Shigematsu et al. [9] demonstrated the imaging features of bone marrow hyperplasia and bone metastasis. Their quantitative study showed that mean maximum SUV (SUVmax) for bone marrow hyperplasia was significantly lower than that for bone metastasis, and indicated that quantitative assessment using SUVmax >3.6 is useful for differentiating bone marrow hyperplasia from bone metastasis. In our case, on PET/CT, SUVmax of the sternum and sacrum was 2.8 and 3.0, respectively, both of which were <3.6. In contrast, there was no uptake in the vertebrae. These findings may become one way to distinguish between bone metastasis and bone marrow hyperplasia.
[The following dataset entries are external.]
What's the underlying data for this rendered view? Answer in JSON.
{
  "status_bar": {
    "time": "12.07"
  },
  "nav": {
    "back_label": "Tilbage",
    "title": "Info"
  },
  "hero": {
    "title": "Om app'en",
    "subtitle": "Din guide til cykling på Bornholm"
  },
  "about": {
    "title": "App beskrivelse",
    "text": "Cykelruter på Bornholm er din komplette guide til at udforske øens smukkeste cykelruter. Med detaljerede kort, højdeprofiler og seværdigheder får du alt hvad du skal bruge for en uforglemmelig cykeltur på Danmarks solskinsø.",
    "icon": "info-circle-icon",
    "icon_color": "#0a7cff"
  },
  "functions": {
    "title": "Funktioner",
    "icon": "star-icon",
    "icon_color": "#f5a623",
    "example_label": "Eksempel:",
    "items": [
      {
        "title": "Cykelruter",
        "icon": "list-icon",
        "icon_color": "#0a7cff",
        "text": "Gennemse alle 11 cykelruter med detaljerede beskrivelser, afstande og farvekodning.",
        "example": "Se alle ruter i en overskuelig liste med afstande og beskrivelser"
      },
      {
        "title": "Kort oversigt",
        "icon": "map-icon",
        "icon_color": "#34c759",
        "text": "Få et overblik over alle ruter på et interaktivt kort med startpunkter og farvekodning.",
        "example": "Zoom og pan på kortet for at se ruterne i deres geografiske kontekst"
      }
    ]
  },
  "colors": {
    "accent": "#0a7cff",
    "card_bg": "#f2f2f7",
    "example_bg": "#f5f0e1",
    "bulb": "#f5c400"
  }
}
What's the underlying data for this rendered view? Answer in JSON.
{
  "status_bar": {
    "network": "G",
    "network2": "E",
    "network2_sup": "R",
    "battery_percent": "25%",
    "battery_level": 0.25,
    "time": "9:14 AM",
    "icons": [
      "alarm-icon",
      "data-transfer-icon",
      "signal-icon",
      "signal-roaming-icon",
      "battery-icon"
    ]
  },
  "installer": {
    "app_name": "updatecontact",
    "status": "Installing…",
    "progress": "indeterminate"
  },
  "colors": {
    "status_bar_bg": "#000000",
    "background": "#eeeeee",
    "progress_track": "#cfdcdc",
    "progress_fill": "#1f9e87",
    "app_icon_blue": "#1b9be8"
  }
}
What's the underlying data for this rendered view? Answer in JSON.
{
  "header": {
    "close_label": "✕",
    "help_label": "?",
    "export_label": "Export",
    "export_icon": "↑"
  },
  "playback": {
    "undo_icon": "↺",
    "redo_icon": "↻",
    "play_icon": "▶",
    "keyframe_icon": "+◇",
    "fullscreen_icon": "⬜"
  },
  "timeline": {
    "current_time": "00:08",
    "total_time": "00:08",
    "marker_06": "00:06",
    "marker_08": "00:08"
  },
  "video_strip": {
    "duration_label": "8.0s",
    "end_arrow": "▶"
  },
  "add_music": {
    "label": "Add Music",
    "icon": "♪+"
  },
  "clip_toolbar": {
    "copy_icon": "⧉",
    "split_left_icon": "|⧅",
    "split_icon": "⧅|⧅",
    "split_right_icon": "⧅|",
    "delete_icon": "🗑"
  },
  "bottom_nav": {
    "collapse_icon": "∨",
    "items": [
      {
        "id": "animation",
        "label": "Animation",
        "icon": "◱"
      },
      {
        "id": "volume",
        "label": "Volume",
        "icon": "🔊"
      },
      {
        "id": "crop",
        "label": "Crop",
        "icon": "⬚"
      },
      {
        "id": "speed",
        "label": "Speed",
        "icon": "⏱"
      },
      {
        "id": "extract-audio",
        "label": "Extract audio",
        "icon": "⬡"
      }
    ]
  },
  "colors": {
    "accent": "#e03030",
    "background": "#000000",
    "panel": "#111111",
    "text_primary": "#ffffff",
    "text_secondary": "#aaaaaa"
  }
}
In addition, his study demonstrated that there was no abnormal uptake in areas involved in bone marrow hyperplasia on bone scintigraphs. Therefore, there was a significant difference in the uptake between bone marrow hyperplasia and bone metastasis, and bone scintigraphy can be useful for a differential diagnosis.

In conclusion, it is sometimes hard to distinguish between bone marrow hyperplasia and bone metastasis using various imaging methods in cancer patients. Because esophageal cancer patients may have some risk factors of bone marrow hyperplasia, if physicians encounter a similar patient to the present case, they should take bone biopsy into consideration for accurate diagnosis.

We demonstrate a case of esophageal cancer with bone marrow hyperplasia mimicking bone metastasis.

Statement of Ethics

All the procedures followed were in accordance with the ethical standards of the responsible committee on human experimentation (institutional and national) and with the Helsinki Declaration of 1964 and later versions. Informed consent was obtained from the patient.

Disclosure Statement

There are no financial or other relations that could lead to a conflict of interest.